Esordio alla regia cinematografica di quel caso artistico che è Wong Jing (God of Gamblers, 1989),  il film rivisto oggi assume un’importanza notevolmente elevata. Se guardiamo agli esordi di quel periodo, magari sbirciando all’interno della new wave possiamo fare delle interessanti riflessioni; prendiamo ad esempio l’esordio di Johnnie To, The Enigmatic Case (1980) o quello di Tsui Hark, The Butterfly Murders (1979). Entrambi i film, benché magistrali e fondamentali poco lasciano trasparire della futura carriera dei rispettivi registi. Magari sono presenti tutte le rispettive tematiche e idee di cinema (oltre ad un’attitudine al non rispetto delle regole grammaticali standardizzate) ma ben poco traspare delle future rivoluzioni linguistiche. In Challenge of the Gamesters invece è racchiuso un intero bignami della futura carriera del regista; massimalismo e tendenza all’accumulo, narrazione colma e irregolare, coreografie eccessive, protesi anatomiche volte alla deformazione dei corpi di chiara derivazione cartoonistica, contrasti netti tra tematiche e stili, successione del tutto indifferente di commedia, violenza estrema, flussi di sangue e nudi femminili.

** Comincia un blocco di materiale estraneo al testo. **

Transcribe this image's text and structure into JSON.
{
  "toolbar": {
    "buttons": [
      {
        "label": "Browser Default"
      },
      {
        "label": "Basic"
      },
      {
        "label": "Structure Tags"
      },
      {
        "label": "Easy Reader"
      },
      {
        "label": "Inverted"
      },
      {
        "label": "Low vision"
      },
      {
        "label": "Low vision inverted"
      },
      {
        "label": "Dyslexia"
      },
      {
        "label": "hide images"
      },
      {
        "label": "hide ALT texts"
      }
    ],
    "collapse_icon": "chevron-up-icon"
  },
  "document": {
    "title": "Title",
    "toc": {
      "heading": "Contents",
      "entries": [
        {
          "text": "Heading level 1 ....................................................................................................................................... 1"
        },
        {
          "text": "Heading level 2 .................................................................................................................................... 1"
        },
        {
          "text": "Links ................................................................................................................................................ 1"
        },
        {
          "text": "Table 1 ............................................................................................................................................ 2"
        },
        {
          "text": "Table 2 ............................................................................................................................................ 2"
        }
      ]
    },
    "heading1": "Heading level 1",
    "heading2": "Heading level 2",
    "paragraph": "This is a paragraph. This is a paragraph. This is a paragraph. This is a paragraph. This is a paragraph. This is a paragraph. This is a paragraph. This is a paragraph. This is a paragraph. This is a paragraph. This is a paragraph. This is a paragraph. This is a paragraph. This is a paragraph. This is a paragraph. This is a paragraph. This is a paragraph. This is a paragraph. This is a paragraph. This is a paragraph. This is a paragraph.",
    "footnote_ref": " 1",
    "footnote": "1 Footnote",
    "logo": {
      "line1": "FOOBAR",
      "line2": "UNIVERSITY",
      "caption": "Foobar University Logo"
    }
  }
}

Uscito lo stesso anno del bel Mahjong Heroes (ma in quell’anno usciva anche Gambler’s Delight e The Gambler’s Duel), film sceneggiato guarda caso dallo stesso Wong Jing, e con molti elementi in comune, i due film si sono rivelati come prodotti fondamentali nella nuova strada di costruzione vistuosistica di un vero e proprio sottofilone dedicato ai giocatori d’azzardo e il cui climax verrà raggiunto sempre da Wong Jing con il suo super campione di incassi God of Gamblers.

Parzialmente basato su una serie Tv della TVB, The Shell Game, diretta dallo stesso Wong Jing e prodotta da suo padre, il film narra la ricerca di una lista di nomi da parte di Patrick Tse, ricerca che lo porterà a battersi nei più coinvolgenti giochi d’azzardo fino ad un vero e proprio scontro finale violentissimo e sanguinario in cui il nostro combatte a colpi di carte da gioco lanciate in stile shuriken, oltre a vere e proprie arti marziali, donne fatali armate di lame estraibili, estintori, rudimentali fucili costruiti con mezzi di fortuna. Il climax del film si raggiunge quando i protagonisti per scoprire la combinazione di una cassaforte ricostruiscono un’intera villa grazie alla memoria fotografica di alcuni arzilli vecchietti per confondere il padrone di casa. Colpi di scena farlocchi, poca attenzione ad una volontà forte di narrare (e di farlo in modo lineare) ma tendenza alla somma di parti e “momenti”, siano essi narrativi che linguistici. E la carriera di Wong Jing è tutta qui, continua, lineare e geniale nel primo film come nell’ultimo. Allietano il film un super cast di volti notissimi del cinema dell’ex colonia inglese.